Belief in Ourselves
One thing that’s gotta give is the belief that conquering the eating disorder is out of our own personal control. I believe God gives us the power through his Holy Spirit, but we, in recovery, have a major part to play too. For those of us who battle anorexia, especially once we’re weight restored, it really comes down to choice. Do we choose physical, emotional, and spiritual life or death? We can choose to eat every meal and every snack of ever day and stay on our meal plans.
~ Kristy Lahoda
I had a dream a few months ago. In my dream, I was walking in a town square where an atomic bomb was about to be dropped. The strange thing was I knew it was coming, and yet I flocked right to where I knew it would be dropped.
Who does that?
I was lying on my belly in the drop zone ready for it along with thousands of others. Then I, along with a group of people around me, decided to move from the blast zone to the outskirts. I’m not sure why I moved other than I had to. It wasn’t by choice, though my legs did push me up and carry me out. There was a group of people running toward us, so we might have moved to avoid getting trampled. When I got to the outskirts of the square and dropped to my belly, the plane flew directly over us. I immediately whipped out my phone and began filming. It flew to where we’d been lying and dropped the bomb. Just before I turned my head away from the blast, I saw people running. I saw the blast lift one person. I was so close to the blast zone, I was in plain view of the bomb and the fallout. The shock waves hit us, yet my body barely swayed.
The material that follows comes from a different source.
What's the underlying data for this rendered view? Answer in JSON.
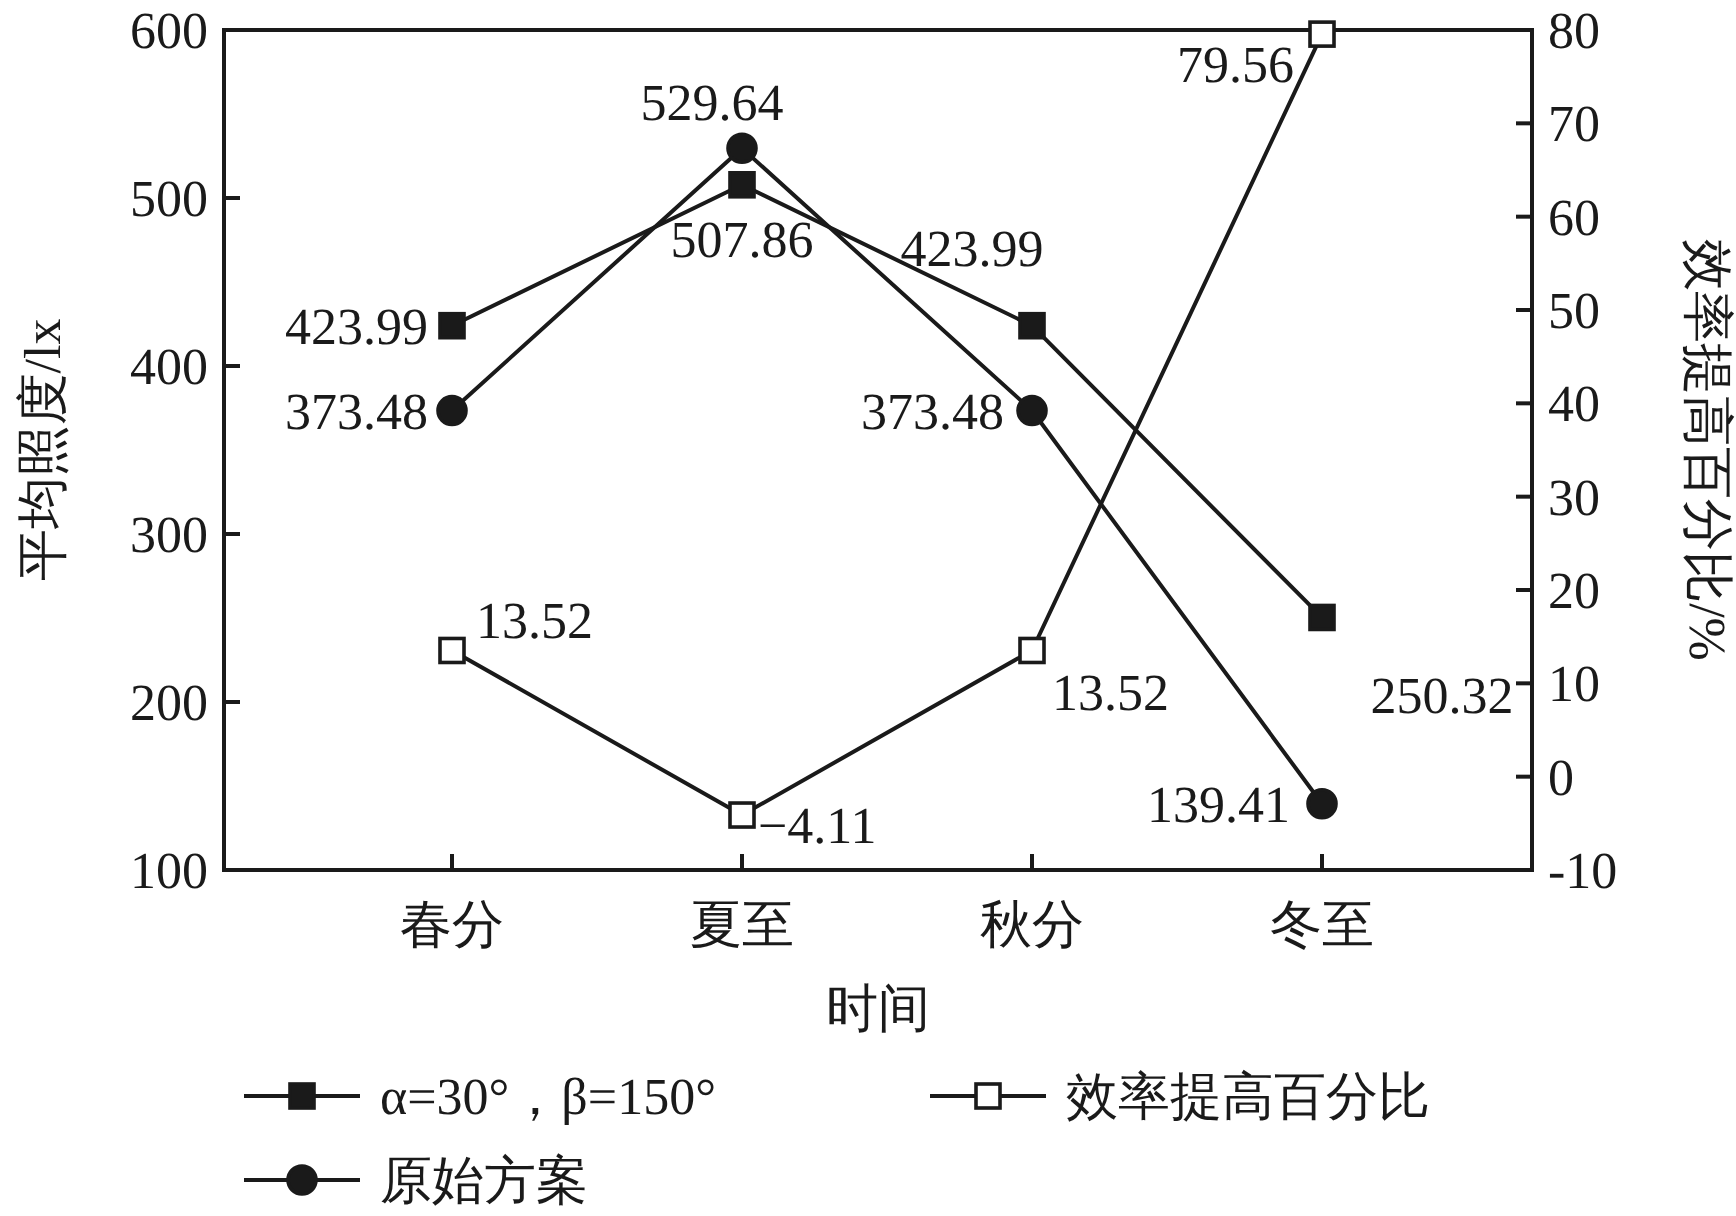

I believe my dream was a representation of my battle with anorexia. I was lying in the blast zone, waiting to get hit, but God moved me out. I willingly let Him do what I couldn’t in my own strength. Even though we may be lying in the blast zone, at our core, most, if not all, of us desperately want out, and yet we stay. We somehow believe we are safe from the world where we are–we think we are hiding in the right place, and yet, there’s an eating disorder—a nuclear warhead plane—one day heading our way, and we flock to it, not thinking or believing or even fully comprehending the damage it can do to us.
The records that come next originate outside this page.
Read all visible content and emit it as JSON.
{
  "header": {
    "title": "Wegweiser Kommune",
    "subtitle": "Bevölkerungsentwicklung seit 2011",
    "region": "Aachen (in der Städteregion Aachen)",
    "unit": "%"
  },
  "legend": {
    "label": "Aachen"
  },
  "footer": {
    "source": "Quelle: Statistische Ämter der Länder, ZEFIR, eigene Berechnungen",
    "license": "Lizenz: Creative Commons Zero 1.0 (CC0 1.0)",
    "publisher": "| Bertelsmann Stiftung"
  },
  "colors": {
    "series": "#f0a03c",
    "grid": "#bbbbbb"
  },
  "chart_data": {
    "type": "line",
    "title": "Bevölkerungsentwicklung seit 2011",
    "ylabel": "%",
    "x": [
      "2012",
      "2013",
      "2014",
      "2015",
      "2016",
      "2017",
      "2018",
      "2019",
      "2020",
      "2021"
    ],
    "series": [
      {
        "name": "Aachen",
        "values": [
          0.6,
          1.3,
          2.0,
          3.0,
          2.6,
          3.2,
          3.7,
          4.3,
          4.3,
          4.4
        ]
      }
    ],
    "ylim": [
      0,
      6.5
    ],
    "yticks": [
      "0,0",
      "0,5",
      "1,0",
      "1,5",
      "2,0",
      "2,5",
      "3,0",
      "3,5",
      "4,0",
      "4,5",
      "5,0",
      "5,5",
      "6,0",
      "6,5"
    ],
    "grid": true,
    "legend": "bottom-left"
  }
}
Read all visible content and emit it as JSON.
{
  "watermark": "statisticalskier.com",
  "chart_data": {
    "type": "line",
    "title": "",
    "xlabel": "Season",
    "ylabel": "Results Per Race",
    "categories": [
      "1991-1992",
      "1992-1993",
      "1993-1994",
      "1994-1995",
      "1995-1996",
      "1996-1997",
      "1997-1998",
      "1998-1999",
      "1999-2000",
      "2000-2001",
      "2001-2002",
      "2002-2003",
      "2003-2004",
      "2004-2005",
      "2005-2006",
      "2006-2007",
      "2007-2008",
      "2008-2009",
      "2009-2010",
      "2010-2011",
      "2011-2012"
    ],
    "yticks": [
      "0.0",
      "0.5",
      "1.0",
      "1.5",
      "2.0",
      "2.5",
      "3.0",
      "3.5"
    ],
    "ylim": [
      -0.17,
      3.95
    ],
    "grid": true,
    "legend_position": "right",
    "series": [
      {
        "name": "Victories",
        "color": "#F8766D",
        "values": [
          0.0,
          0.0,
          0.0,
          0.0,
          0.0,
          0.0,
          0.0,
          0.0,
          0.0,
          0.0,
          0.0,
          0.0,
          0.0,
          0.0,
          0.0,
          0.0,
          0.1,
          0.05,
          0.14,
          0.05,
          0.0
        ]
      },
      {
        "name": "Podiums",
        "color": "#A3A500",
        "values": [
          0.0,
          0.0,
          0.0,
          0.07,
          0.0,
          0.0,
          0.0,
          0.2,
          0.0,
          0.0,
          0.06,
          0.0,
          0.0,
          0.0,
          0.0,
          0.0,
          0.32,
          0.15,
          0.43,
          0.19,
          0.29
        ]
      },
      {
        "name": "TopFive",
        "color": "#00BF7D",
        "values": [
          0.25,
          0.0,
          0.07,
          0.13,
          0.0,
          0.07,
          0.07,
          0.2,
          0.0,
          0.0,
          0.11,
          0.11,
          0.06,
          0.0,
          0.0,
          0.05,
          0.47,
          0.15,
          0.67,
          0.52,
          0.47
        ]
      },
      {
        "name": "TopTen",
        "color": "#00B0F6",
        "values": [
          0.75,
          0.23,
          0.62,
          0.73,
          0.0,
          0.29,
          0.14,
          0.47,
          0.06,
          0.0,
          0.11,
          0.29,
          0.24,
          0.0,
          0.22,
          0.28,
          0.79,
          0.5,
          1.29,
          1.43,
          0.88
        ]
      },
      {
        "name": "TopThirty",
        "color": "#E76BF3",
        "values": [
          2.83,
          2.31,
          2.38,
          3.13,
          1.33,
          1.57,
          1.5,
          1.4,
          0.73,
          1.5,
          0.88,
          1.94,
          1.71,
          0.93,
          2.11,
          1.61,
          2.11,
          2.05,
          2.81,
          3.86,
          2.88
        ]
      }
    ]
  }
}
By God’s grace and power, I moved from ground zero before I lost my life, yet I wouldn’t allow Him to move me completely from the vicinity of harm. I stayed on the outskirts but still within the blast zone. And I got hurt from the anorexia fallout.
Every day in recovery, I have the choice to either walk back into Ground Zero or get out of dodge. I believe the dream was God showing me what He’s done for me, and what I still need to do with His help. Fallout is cancerous–it’s deadly. Seek refuge, and don’t turn back.